Coast Runner Industries, Inc.
- Industry: CNC Milling
- Founded: February 2023
- Founders: Cody Wilson Garret Walliman
- Headquarters: Austin, TX
- Key people: Cody Wilson (CEO)
- Products: Coast Runner CR-1
- Website: www.coastrunner.net

= Coast Runner Industries =

American desktop CNC manufacturing company

Coast Runner Industries, Inc. is an American desktop CNC milling manufacturing company headquartered in Austin, Texas. It was founded in February 2023 by Cody Wilson, Garret Walliman and others, and debuted its first product, the CR-1, on Kickstarter in February of 2024.

After Kickstarter and Indiegogo banned Coast Runner's early crowdfunding campaigns, Coast Runner sued the companies in a federal antitrust action in Texas in late 2024.

== History ==
Coast Runner previewed a prototype of its open source desktop CNC at CES in Las Vegas in 2024. Ahead of its Kickstarter launch, Coast Runner and the CR-1 were positively reviewed by MAKE magazine.

== Litigation ==
In May of 2024, San Diego County, joined by The Giffords Law Center, brought suit against Coast Runner in California state court for violating a state law "blocking gun-making milling machines."

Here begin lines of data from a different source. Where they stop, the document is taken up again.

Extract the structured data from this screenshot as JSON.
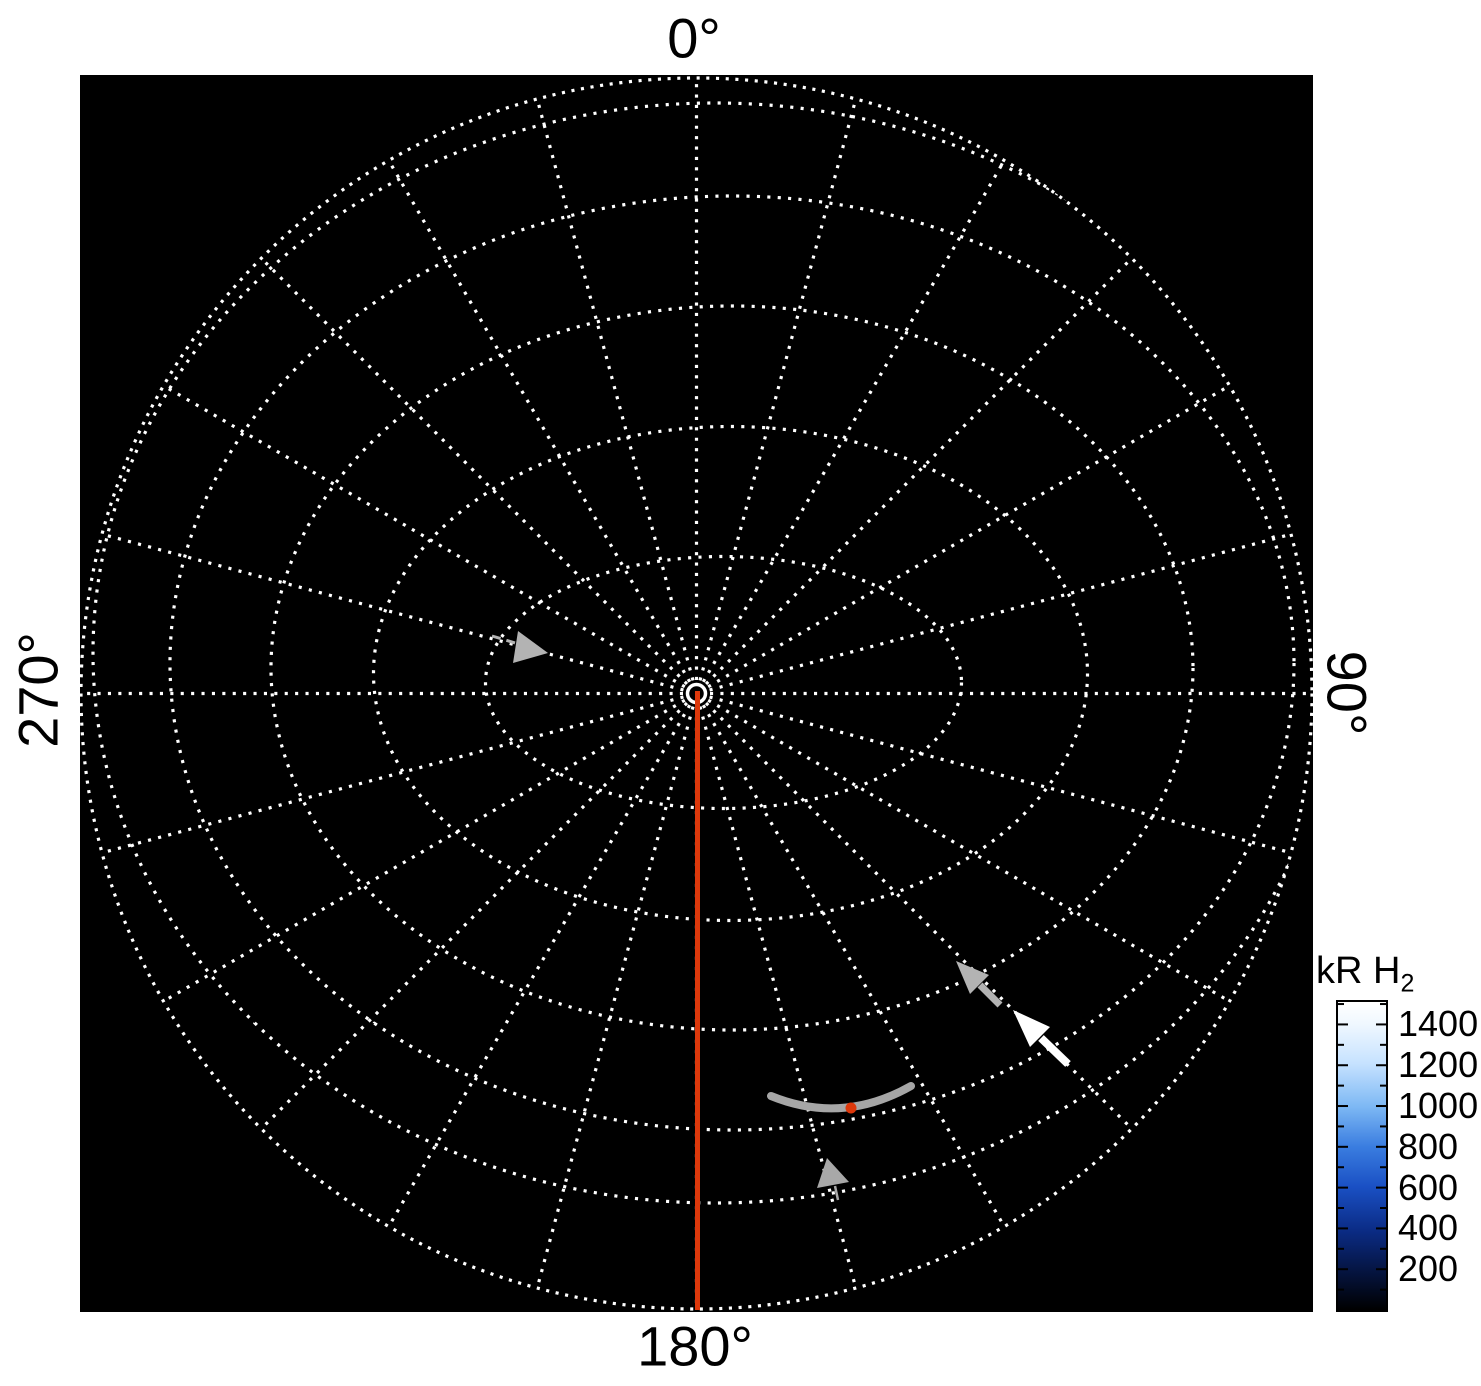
{
  "figure": {
    "description": "Polar projection map of auroral H2 emission on black background with dotted latitude/longitude grid",
    "angle_labels": {
      "top": "0°",
      "right": "90°",
      "bottom": "180°",
      "left": "270°"
    }
  },
  "colorbar": {
    "title": "kR H",
    "title_subscript": "2",
    "ticks": [
      "1400",
      "1200",
      "1000",
      "800",
      "600",
      "400",
      "200"
    ],
    "tick_values": [
      1400,
      1200,
      1000,
      800,
      600,
      400,
      200
    ],
    "minor_tick_step": 100,
    "scale_top_value": 1510,
    "scale_bottom_value": 0
  },
  "colors": {
    "page_background": "#ffffff",
    "plot_background": "#000000",
    "grid_dots": "#ffffff",
    "meridian_line_red": "#dd380b",
    "footprint_dot_red": "#dd380b",
    "arrow_gray": "#b3b3b3",
    "arrowhead_gray": "#a8a8a8",
    "arrow_white": "#ffffff",
    "arc_gray": "#a6a6a6",
    "center_ring_white": "#ffffff",
    "label_text": "#000000"
  },
  "chart_data": {
    "type": "heatmap",
    "subtype": "polar planetary emission map, oblique view of pole",
    "title": "",
    "angular_tick_labels": [
      "0°",
      "90°",
      "180°",
      "270°"
    ],
    "angular_direction": "clockwise from top",
    "meridian_spacing_deg": 15,
    "meridian_count": 24,
    "latitude_circle_count": 6,
    "grid_style": "white dotted lines on black background",
    "map_values": "emission below color-scale minimum everywhere (rendered black) except annotated features",
    "colorbar": {
      "label": "kR H2",
      "tick_values": [
        200,
        400,
        600,
        800,
        1000,
        1200,
        1400
      ],
      "approx_range": [
        0,
        1500
      ],
      "colormap": "black -> dark navy -> blue -> light blue -> white",
      "gradient_stops": [
        {
          "pos": 0,
          "color": "#ffffff"
        },
        {
          "pos": 7,
          "color": "#f0f8ff"
        },
        {
          "pos": 20,
          "color": "#c6e2ff"
        },
        {
          "pos": 34,
          "color": "#7db8f4"
        },
        {
          "pos": 47,
          "color": "#3a7de0"
        },
        {
          "pos": 60,
          "color": "#1a50c4"
        },
        {
          "pos": 74,
          "color": "#0b2c86"
        },
        {
          "pos": 87,
          "color": "#051543"
        },
        {
          "pos": 100,
          "color": "#000000"
        }
      ],
      "position": "right of plot, lower half"
    },
    "annotations": [
      {
        "name": "red-meridian-line",
        "angle_deg": 180,
        "extent": "from pole (plot center) to outer edge",
        "color": "#dd380b"
      },
      {
        "name": "center-ring",
        "shape": "small white circle outline at pole"
      },
      {
        "name": "gray-inflow-arrow-west",
        "location_deg": 285,
        "points": "inward toward pole",
        "style": "thin dashed tail with solid gray head"
      },
      {
        "name": "gray-inflow-arrow-southeast",
        "location_deg": 135,
        "points": "inward toward pole",
        "style": "solid gray arrow"
      },
      {
        "name": "white-inflow-arrow-southeast",
        "location_deg": 135,
        "points": "inward toward pole",
        "style": "solid white arrow"
      },
      {
        "name": "gray-footprint-arc",
        "location": "lower right near 165° meridian",
        "style": "thick gray arc segment"
      },
      {
        "name": "red-footprint-dot",
        "location": "on gray arc",
        "color": "#dd380b"
      },
      {
        "name": "gray-arrowhead-south",
        "location_deg": 165,
        "points": "inward (up) along meridian",
        "style": "gray arrowhead with thin tail"
      }
    ]
  }
}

On December 9, 2024, Coast Runner, represented by Stone Hilton, filed an antitrust action against Kickstarter, PBC, Indiegogo, Inc. and Launchboom, Inc. in a Texas federal court asking for $30M in damages.

In February 2025, a California judge rejected Coast Runner’s attempt to dismiss the state’s lawsuit under anti-SLAPP provisions, allowing the case to proceed over alleged violations of California’s gun-making-machine ban.